The boy’s name, as far as Roz could gather, was Daniel Tremayne. He crouched behind the stack of crates – Roz made sure that neither of them could be seen from Paris Street –

with his face cradled in his hands. He wasn’t crying, he was just trying to cover his face, as if he had an instinctive desire not to be seen. Not to be noticed.

‘Still in my head,’ he was saying. ‘Can hear it. Like it’s singing. Won’t let me leave.’

‘Daniel?’ Roz crouched down beside him ‘Daniel, I want to help you. Do you understand me?’

His head snapped up, and suddenly he was staring right into her eyes. ‘Don’t trust you,’ he said.

‘Oh.’

‘But you’re a witch.’

Roz sighed. This was as much as she’d been able to get out of him in ten minutes. The problem with Adjudicator interview techniques was that they only worked on people whose heads functioned at thirtieth-century speeds. ‘If you say so.’

Then, unexpectedly, Daniel began to laugh. A nervous, coughing laugh that somehow sounded older than the rest of him ‘Don’t believe in witches,’ he said. ‘But you’re a witch.

Help me.’

‘All right, let’s start at the beginning. What is it that won’t let you leave?’

‘Thing.’

‘What thing?’

‘In Catcher’s basement.’

Catcher. Roz clacked her tongue, remembered the name.

‘Tell me,’ she said. ‘Tell me what it looked like.’

‘Can’t. Didn’t look like anything. Just felt it.’ Daniel’s eyes began to water, and Roz realized that he hadn’t blinked in over a minute. ‘Felt. Like whispering. All over my body.’
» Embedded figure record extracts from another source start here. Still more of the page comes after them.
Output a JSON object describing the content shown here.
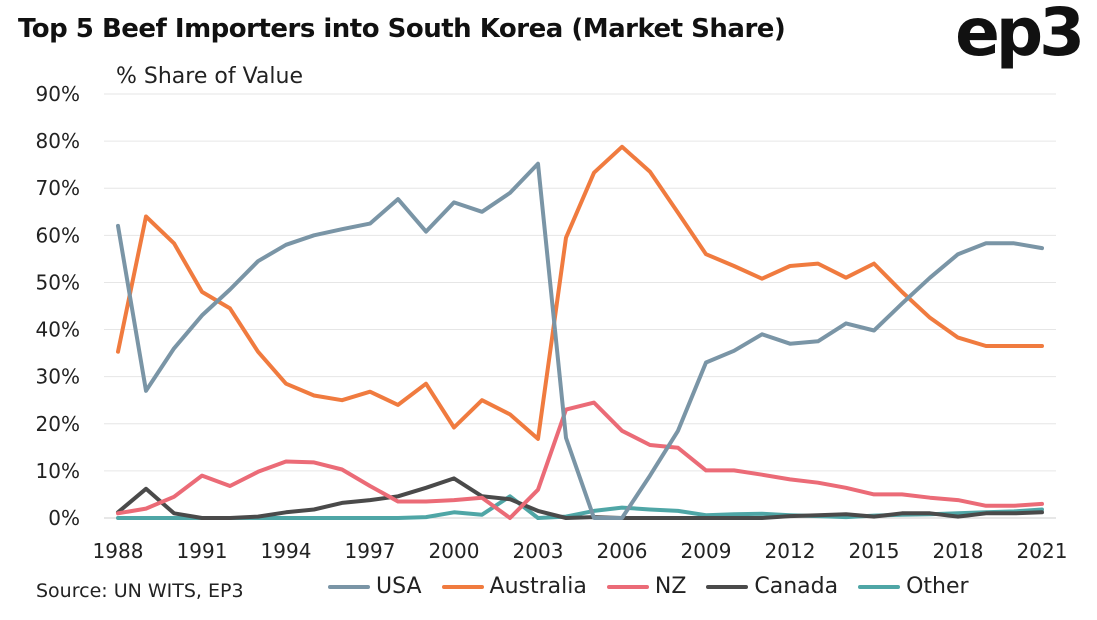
{
  "header": {
    "title": "Top 5 Beef Importers into South Korea (Market Share)",
    "logo_text": "ep3"
  },
  "footer": {
    "source": "Source: UN WITS, EP3"
  },
  "chart_data": {
    "type": "line",
    "title": "Top 5 Beef Importers into South Korea (Market Share)",
    "ylabel": "% Share of Value",
    "xlabel": "",
    "ylim": [
      0,
      90
    ],
    "yticks": [
      0,
      10,
      20,
      30,
      40,
      50,
      60,
      70,
      80,
      90
    ],
    "ytick_labels": [
      "0%",
      "10%",
      "20%",
      "30%",
      "40%",
      "50%",
      "60%",
      "70%",
      "80%",
      "90%"
    ],
    "xticks": [
      1988,
      1991,
      1994,
      1997,
      2000,
      2003,
      2006,
      2009,
      2012,
      2015,
      2018,
      2021
    ],
    "xtick_labels": [
      "1988",
      "1991",
      "1994",
      "1997",
      "2000",
      "2003",
      "2006",
      "2009",
      "2012",
      "2015",
      "2018",
      "2021"
    ],
    "grid": true,
    "legend_position": "bottom",
    "x": [
      1988,
      1989,
      1990,
      1991,
      1992,
      1993,
      1994,
      1995,
      1996,
      1997,
      1998,
      1999,
      2000,
      2001,
      2002,
      2003,
      2004,
      2005,
      2006,
      2007,
      2008,
      2009,
      2010,
      2011,
      2012,
      2013,
      2014,
      2015,
      2016,
      2017,
      2018,
      2019,
      2020,
      2021
    ],
    "series": [
      {
        "name": "USA",
        "color": "#7a95a6",
        "values": [
          62,
          27,
          36,
          43,
          48.5,
          54.5,
          58,
          60,
          61.3,
          62.5,
          67.7,
          60.8,
          67,
          65,
          69,
          75.2,
          17,
          0,
          0,
          9,
          18.5,
          33,
          35.5,
          39,
          37,
          37.5,
          41.3,
          39.8,
          45.5,
          51,
          56,
          58.3,
          58.3,
          57.3
        ]
      },
      {
        "name": "Australia",
        "color": "#f07b3f",
        "values": [
          35.3,
          64,
          58.3,
          48,
          44.5,
          35.3,
          28.5,
          26,
          25,
          26.8,
          24,
          28.5,
          19.2,
          25,
          22,
          16.8,
          59.5,
          73.3,
          78.8,
          73.5,
          64.8,
          56,
          53.5,
          50.8,
          53.5,
          54,
          51,
          54,
          48,
          42.5,
          38.3,
          36.5,
          36.5,
          36.5
        ]
      },
      {
        "name": "NZ",
        "color": "#eb6b77",
        "values": [
          1,
          2,
          4.5,
          9,
          6.8,
          9.8,
          12,
          11.8,
          10.3,
          6.8,
          3.5,
          3.5,
          3.8,
          4.3,
          0,
          6,
          23,
          24.5,
          18.5,
          15.5,
          14.9,
          10.1,
          10.1,
          9.2,
          8.2,
          7.5,
          6.4,
          5,
          5,
          4.3,
          3.8,
          2.6,
          2.6,
          3
        ]
      },
      {
        "name": "Canada",
        "color": "#4a4a4a",
        "values": [
          1.2,
          6.2,
          1,
          0,
          0,
          0.3,
          1.2,
          1.8,
          3.2,
          3.8,
          4.6,
          6.4,
          8.4,
          4.6,
          4,
          1.5,
          0,
          0.2,
          0,
          0,
          0,
          0,
          0,
          0,
          0.4,
          0.6,
          0.8,
          0.3,
          1,
          1,
          0.3,
          1,
          1,
          1.2
        ]
      },
      {
        "name": "Other",
        "color": "#4fa6a6",
        "values": [
          0,
          0,
          0,
          0,
          0,
          0,
          0,
          0,
          0,
          0,
          0,
          0.2,
          1.2,
          0.7,
          4.6,
          0,
          0.3,
          1.5,
          2.2,
          1.8,
          1.5,
          0.6,
          0.8,
          0.9,
          0.6,
          0.4,
          0.2,
          0.5,
          0.7,
          0.8,
          1,
          1.2,
          1.4,
          1.8
        ]
      }
    ]
  }
}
Something clicked. Roz reached over and took Daniel’s arm, gently tugging him to his feet. He looked puzzled.

‘Come on,’ said Roz.

‘Where are we going?’

She put a forefinger to her lips. ‘To reclaim some lost property. Now, shhh.’

Find the Negress. Find the witch-woman.

The whisper stretched along Paris Street, and out into the alleyways. Where the Renewal Society walked, people watched, hearing the word of the lore. Erskine Morris felt the crowds staring at him as they marched onto Eastern Walk, and felt like screaming at them, what in the name of bloody Christ are you looking at? , but he didn’t have the energy even to glare. He wanted to be somewhere else. He couldn’t even recall why he was here. He guessed this state of mind had something to do with ethanol deprivation.